Un père absent et insaisissable
Après 46 ans d’attente, la jeune femme devenue mère de famille a enfin pu revoir son père. Il se trouve au Costa Rica. Des retrouvailles qui closent une quête pleine de rebondissements et d’émotion. « J’ai pu le voir plusieurs fois mais à chaque fois c’était trop court. Ce sont des moments précieux et inespérés. J’ai enregistré nos conversations avec mon portable », nous confie Kaïtzà Camus qui vit à Toulon.

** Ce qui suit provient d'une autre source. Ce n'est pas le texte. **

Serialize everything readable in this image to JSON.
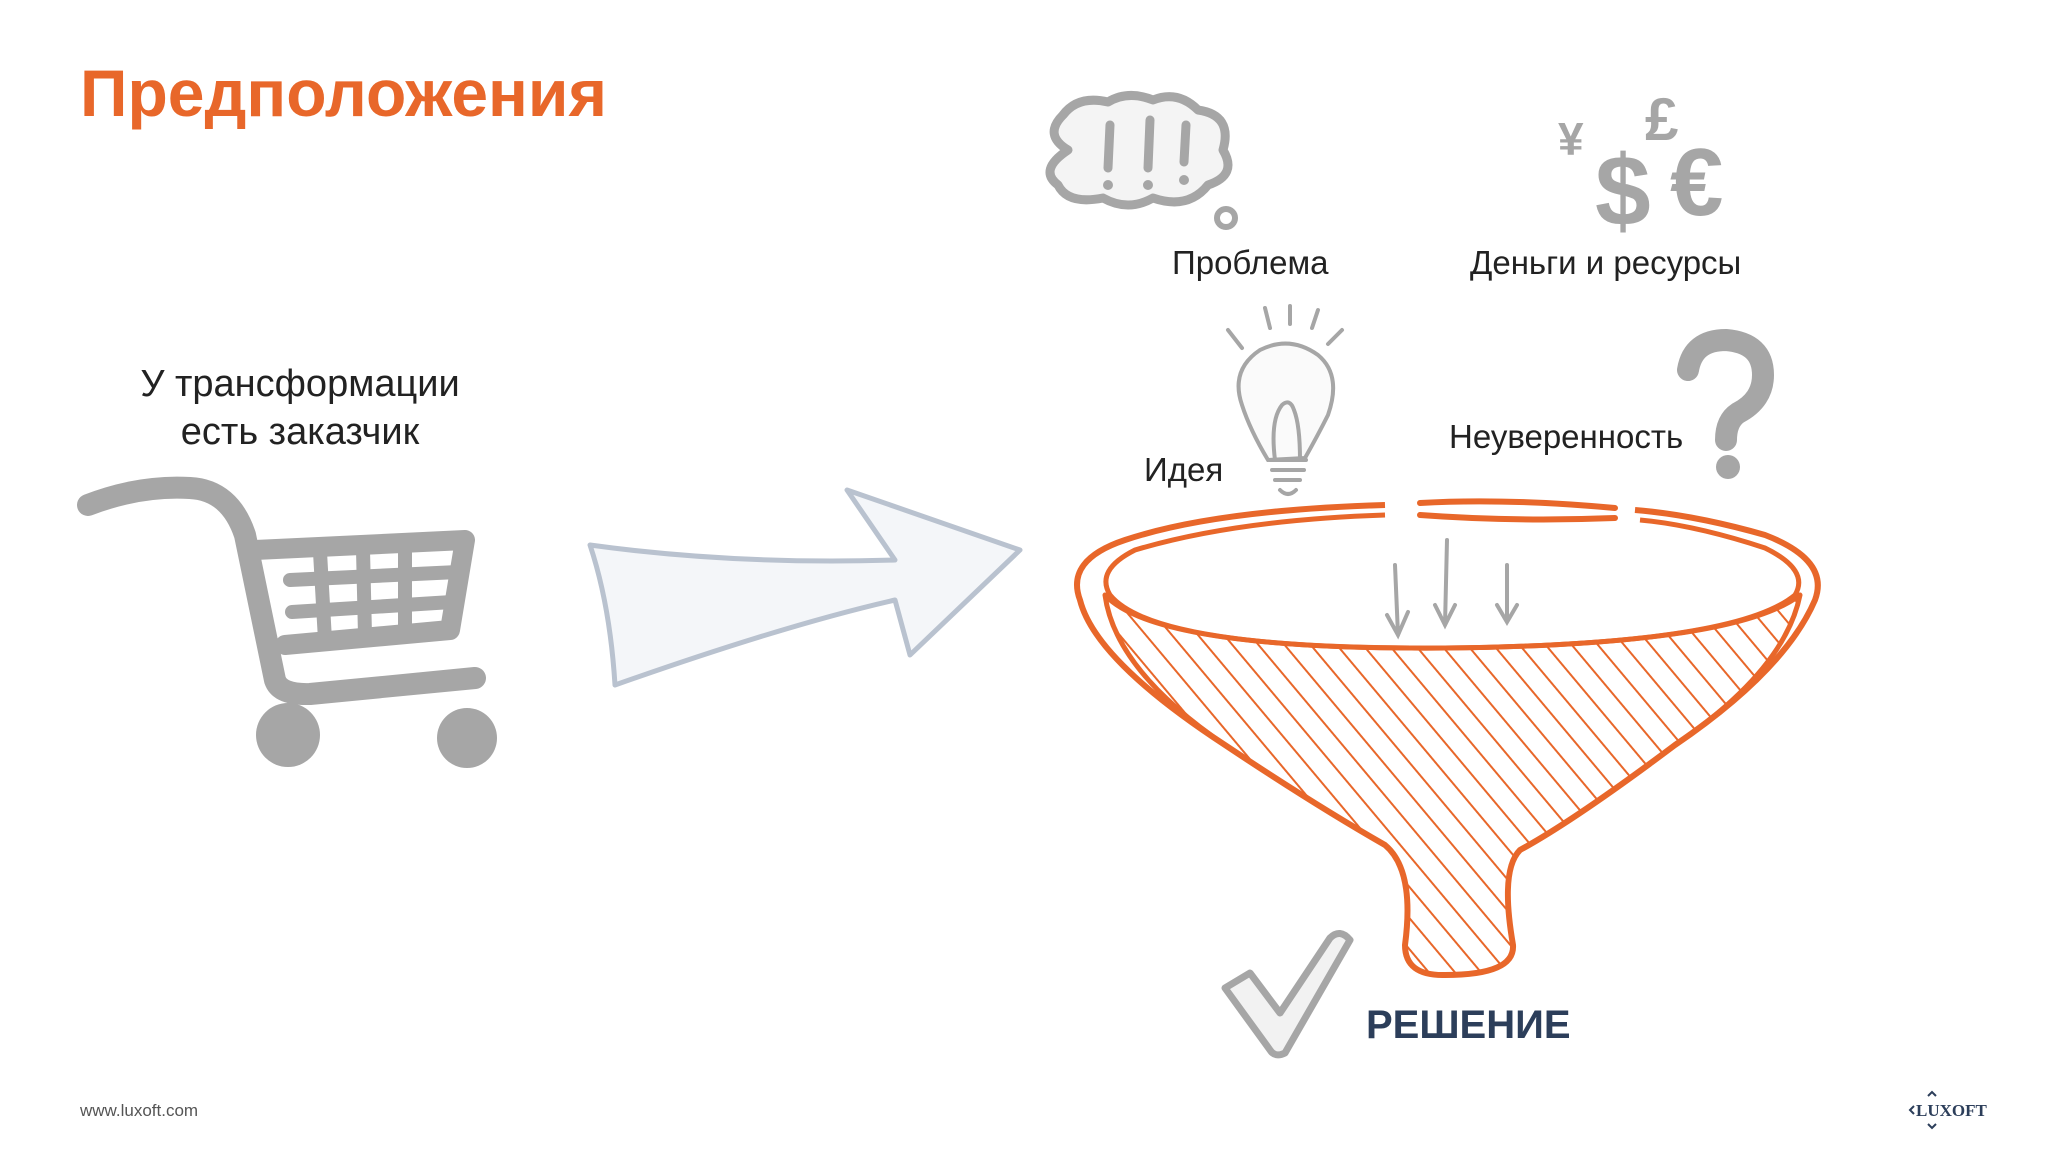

Kaïtzà Camus n’avait pas revu son père depuis ses 4 ans. « Mes parents ont divorcé quand j’avais trois ans. Je vivais avec ma mère. Je suis fille unique. Mon père venait me voir de manière irrégulière, jamais longtemps et toujours entre deux voyages. » Jean Camus, un vrai hippie, rêve de découvrir le monde et de mener son existence comme bon lui semble. « Il a fait mille métiers et adore voyager. Quand il partait, il envoyait rarement des nouvelles et ne donnait pas son adresse. Parfois, il disait dans quel pays il se trouvait ou la ville. Il signait d’un autre prénom que le sien. C’est un vrai personnage… »
Mort au Nicaragua pendant la guerre civile ?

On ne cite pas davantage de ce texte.